If \(x^2 - 3x < 40\) and \((x+1)(x-1) > 8\), what will be the minimum value of \(x\) that satisfy both of the inequalities?

Explanation: Solve the first inequality: \(x^2 - 3x < 40\). \(x^2 - 3x - 40 < 0\). Factor: \((x - 8)(x + 5) < 0\). This inequality is true for values of \(x\) between the roots \(-5\) and \(8\). So, \(-5 < x < 8\). Solve the second inequality: \((x+1)(x-1) > 8\). \(x^2 - 1 > 8\). \(x^2 > 9\). This is true for \(x > 3\) or \(x < -3\).
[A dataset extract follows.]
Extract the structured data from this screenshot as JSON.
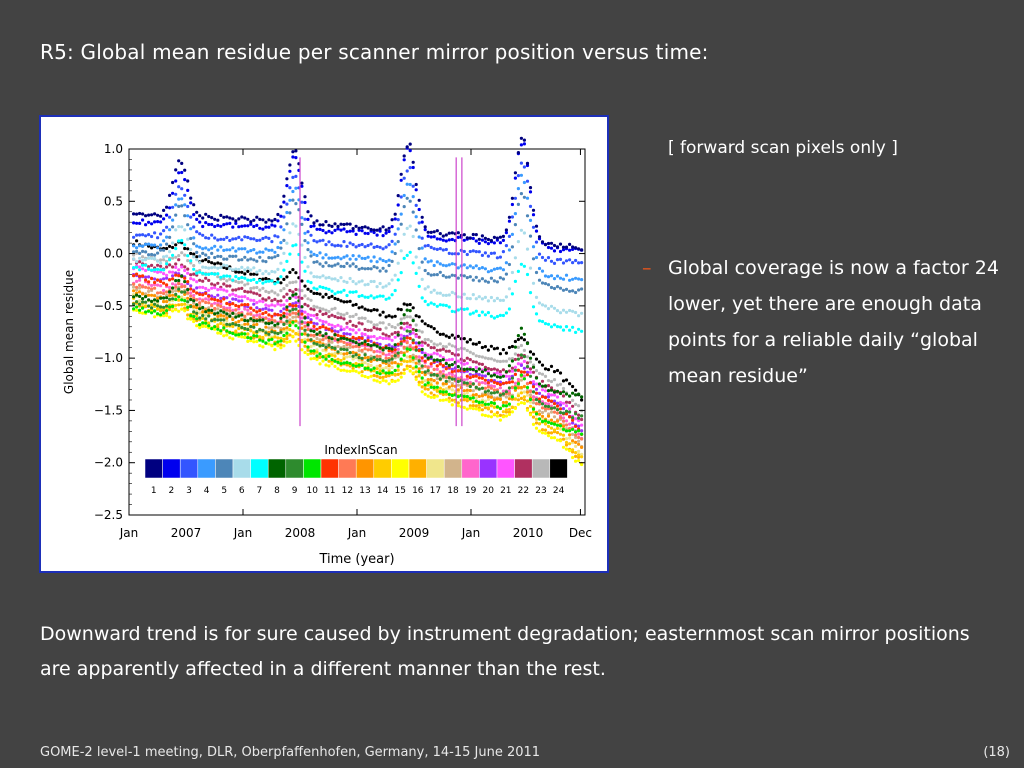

We need the values of \(x\) that satisfy BOTH inequalities. Combine the solutions: \(x \in (-5, 8)\) AND \((x > 3\) or \(x < -3)\). The intersection is: \(x \in (-5, -3) \cup (3, 8)\). The set of integers satisfying this is: \(\{-4\}\) from the first interval, and \(\{4, 5, 6, 7\}\) from the second interval. The minimum integer value of \(x\) that satisfies both is **\(-4\)**. (The solution correctly identifies \(-4\) as the minimum value, likely by testing integer values in the ranges).